Titel: Windkämpfer Kostenlos Bücher Online Lesen
Autoren: Robert Redick
Vom Netzwerk:
Sir.«
    »Siehst du, was mein Kriechling macht? Und weißt du, warum ich ihn behalte?«
    (»Dein Kriechling heißt Steldak, du fette Eiterpustel«, murmelte der Ixchel.)
    Pazel musste sich zusammennehmen, um nicht zum Käfig hinüberzusehen. »Nein, Sir, das weiß ich nicht.«
    »Gift«, sagte Rose. »Ich habe nämlich Feinde, mein Junge, viele Feinde. Der Kriechling kostet alles, was ich esse. Das Herz eines Kriechlings schlägt sechsmal so schnell wie das Herz eines Menschen, also pumpt es sein Blut sechsmal so schnell durch seinen Körper. Und damit auch jedes Gift, verstehst du? Was mich in zwölf Minuten töten würde, tötet ihn in zweien.«
    (»Dein Herz hat doch schon längst zu schlagen aufgehört« , sagte der Ixchel.)
    »Nun habe ich leider keinen zweiten Kriechling für Seine Exzellenz«, sagte Rose. »Aber ich habe Teerjungen. Du hast es dem Alten angetan. Und deshalb bekommst du jetzt neue Befehle von mir.

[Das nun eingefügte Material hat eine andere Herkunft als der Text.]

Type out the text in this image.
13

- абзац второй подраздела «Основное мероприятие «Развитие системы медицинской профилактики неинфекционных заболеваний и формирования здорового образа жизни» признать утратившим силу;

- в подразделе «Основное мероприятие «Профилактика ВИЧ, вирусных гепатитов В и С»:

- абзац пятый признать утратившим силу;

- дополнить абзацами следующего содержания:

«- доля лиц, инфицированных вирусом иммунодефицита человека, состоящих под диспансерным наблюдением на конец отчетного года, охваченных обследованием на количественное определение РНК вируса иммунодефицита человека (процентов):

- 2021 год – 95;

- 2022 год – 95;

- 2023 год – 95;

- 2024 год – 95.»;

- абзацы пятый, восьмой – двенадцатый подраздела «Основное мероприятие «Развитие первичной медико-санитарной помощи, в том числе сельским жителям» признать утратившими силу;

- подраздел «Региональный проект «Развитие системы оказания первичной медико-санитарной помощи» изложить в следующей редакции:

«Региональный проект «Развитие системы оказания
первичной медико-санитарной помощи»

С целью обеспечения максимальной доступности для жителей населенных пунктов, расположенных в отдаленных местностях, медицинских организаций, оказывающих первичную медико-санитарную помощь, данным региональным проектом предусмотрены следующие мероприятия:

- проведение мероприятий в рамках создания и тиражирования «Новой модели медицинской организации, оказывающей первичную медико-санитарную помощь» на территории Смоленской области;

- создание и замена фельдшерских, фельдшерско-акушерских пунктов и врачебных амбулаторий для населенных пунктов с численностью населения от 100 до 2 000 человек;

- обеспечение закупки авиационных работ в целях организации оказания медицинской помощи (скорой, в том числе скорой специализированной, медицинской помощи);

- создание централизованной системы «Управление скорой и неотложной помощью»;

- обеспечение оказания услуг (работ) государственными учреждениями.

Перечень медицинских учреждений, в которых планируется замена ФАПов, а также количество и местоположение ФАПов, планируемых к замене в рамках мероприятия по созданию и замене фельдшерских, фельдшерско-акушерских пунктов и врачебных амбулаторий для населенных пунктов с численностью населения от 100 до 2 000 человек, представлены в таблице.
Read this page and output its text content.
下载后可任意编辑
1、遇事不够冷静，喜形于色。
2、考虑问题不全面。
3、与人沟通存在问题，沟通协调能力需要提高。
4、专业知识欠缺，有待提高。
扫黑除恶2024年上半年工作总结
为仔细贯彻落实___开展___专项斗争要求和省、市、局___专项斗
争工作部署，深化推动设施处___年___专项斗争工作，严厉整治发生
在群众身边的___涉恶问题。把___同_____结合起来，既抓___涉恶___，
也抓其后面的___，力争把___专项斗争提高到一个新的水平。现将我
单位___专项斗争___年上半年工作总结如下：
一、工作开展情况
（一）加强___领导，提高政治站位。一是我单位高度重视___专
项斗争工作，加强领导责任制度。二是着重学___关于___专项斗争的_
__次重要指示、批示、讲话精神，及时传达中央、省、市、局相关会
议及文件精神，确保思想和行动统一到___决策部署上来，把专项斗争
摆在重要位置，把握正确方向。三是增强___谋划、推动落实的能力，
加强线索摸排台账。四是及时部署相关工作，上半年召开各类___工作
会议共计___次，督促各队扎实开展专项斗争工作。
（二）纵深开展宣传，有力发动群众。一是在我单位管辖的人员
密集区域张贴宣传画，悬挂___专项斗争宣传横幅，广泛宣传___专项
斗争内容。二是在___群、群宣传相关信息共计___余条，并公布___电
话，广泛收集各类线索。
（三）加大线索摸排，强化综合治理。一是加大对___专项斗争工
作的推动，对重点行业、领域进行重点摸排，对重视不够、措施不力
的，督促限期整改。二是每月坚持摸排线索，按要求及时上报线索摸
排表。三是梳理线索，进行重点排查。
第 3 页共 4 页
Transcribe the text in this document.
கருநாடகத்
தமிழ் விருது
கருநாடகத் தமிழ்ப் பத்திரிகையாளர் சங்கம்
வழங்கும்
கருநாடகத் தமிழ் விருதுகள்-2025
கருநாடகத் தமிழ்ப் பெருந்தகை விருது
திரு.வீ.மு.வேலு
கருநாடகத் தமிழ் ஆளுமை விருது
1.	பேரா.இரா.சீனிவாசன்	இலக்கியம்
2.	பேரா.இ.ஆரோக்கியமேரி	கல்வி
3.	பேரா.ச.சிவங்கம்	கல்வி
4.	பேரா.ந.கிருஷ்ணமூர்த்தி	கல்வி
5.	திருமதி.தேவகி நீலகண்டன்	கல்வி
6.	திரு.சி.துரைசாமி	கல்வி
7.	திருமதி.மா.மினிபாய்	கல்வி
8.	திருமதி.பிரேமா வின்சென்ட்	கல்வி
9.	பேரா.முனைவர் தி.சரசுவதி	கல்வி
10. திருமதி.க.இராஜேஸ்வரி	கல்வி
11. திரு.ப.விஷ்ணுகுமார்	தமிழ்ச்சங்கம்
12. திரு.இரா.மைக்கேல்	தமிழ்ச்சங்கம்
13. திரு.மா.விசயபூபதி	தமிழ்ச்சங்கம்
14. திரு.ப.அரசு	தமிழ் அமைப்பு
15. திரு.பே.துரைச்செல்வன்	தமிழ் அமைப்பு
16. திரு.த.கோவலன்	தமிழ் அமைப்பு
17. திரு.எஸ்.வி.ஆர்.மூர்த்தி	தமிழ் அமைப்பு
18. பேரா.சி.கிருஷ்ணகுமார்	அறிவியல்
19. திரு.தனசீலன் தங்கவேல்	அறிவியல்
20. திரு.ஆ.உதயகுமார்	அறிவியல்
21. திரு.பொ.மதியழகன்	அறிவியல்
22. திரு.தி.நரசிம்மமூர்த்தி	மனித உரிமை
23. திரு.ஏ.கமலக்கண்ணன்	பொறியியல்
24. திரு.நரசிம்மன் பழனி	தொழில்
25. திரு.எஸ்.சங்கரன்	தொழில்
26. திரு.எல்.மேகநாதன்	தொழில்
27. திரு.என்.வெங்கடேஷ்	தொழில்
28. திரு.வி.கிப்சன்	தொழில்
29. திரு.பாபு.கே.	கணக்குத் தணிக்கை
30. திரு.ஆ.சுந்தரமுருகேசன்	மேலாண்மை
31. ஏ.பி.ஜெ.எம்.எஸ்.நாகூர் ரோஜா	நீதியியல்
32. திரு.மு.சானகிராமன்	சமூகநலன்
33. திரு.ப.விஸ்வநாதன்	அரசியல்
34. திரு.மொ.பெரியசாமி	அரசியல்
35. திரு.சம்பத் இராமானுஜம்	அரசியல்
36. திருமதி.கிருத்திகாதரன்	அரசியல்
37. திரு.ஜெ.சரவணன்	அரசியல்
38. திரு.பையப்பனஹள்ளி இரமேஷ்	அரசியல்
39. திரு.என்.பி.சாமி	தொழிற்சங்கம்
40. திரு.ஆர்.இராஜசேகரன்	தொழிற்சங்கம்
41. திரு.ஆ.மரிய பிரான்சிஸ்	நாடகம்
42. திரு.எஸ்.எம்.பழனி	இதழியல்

    Er speist gewöhnlich an der Stirnseite des Tisches in der Ersten Klasse oder hier in meinen Räumen bei mir. Aber manche Mahlzeiten nimmt er auch allein in seinen Gemächern ein. Diese Mahlzeiten wirst du ihm bringen, Pathkendle. Und zuvor wirst du von jedem Gericht kosten. In der Kombüse, in Gegenwart unseres Kochs. Ist das klar?«
    »Jawohl, Sir.«
    »Man wird zu jedem dieser Anlässe nach dir schicken. Wenn seine Tochter oder seine Gemahlin zu speisen wünschen, wirst du genauso verfahren. Wir können nicht zulassen, dass er einem Anschlag zum Opfer fällt, Pathkendle. Was dich angeht, sind wir uns doch wohl einig, dass du ohnehin nur noch auf Abruf lebst?«
    Er warf einen wütenden Blick auf den Käfig. »Koste die Mandel, verdammte Kreatur! Ich habe Hunger!«
    Der Ixchel blickte auf und fletschte wie unter Schmerzen die Zähne. Doch dann kamen fremdartige, leise Laute aus seiner Kehle – Laute, die auch normale Menschen hören konnten, und Pazel begriff, was Diadrelu gemeint hatte, als sie von ›Beugen‹ sprach.
    »Kapitän«, sagte der alte Mann. »Ich bitte darauf hinweisen zu dürfen, dass meine Zähne schwach geworden sind. Ich kann diese Nuss nicht aufbeißen, Sir. Wenn Sie vielleicht so freundlich wären, sie mit einem Hammer zu knacken …«
    Der Kapitän knurrte missmutig, erhob sich aber und schlurfte durch den Raum. Zum zweiten Mal an diesem Tag erkannte Pazel, dass er an einen Punkt gekommen war, an dem er es sein Leben lang bereuen würde, wenn er nicht sofort ein Wagnis einginge – und wieder gehorchte er seiner inneren Stimme. Er beugte sich dicht über den Käfig und flüsterte: »Ich werde dir helfen, Steldak.«
    Rose zuckte zusammen.
    Pazel hatte gerade noch Zeit, den Kopf zu heben, bevor der Kapitän sich umdrehte und zum Schreibtisch zurückstapfte. Ein böser Verdacht brannte in seinen Augen. Er ergriff Pazels Hand und drückte sie so heftig, dass es schmerzte. Dann brachte er sein Gesicht ganz dicht an Pazels Gesicht heran. Sein Atem stank nach Knoblauch und Tabak.
    »Du kannst hören, wenn die Geister sprechen?«
    »N-n-nein, Sir!«
    »Ich weiß es. Ich habe dein Gesicht gesehen. Nicht viele von uns können das, Junge. Eben ist ein Geist durch diesen Raum gegangen und hat mit meinem Kriechling in dessen Sprache geredet. Du hast es auch gehört, nicht wahr? Sag die Wahrheit!«
    »Kapitän, ich kann … Aua!«
    Rose drückte noch fester zu. Sein irrer Blick schweifte über die Wände der Kabine.
    »Nimm dich in Acht«, zischte er leise. »Die Welt unter unseren Füßen hat sich verändert, wenn ganz gewöhnlichen Menschen wie mir die Ohren aufgehen und sie die Stimmen im Wind vernehmen. Die Tiere vermochten das immer schon, später dann die Magier, die Zauberer und die Missgeburten. Und nun, dann und wann, ein normaler Mensch wie Nilus Rose. Dieser alte, unsinkbare Kahn hier – er wimmelt nur so von Geistern. Im Sturm hängen sie in den Bramen, lassen sich auf das Deck herab und kriechen uns in die Ohren. Du hörst sie auch! Oder willst du es leugnen?«
    Rose war im Wahn – doch sein Griff war so hart, dass er Pazel die Hand zu brechen drohte. Was sollte er sagen? Wenn er dem Kapitän die gewünschte Antwort gab, würde der ihn niemals mehr in Ruhe lassen und immer neue Berichte über die ›Geister‹ verlangen, die Pazel vermeintlich belauschte. Und wie würden sich die Ixchel dann verhalten, die als blinde Passagiere mitfuhren und von denen ihn die Hälfte ohnehin schon für einen Spion hielt?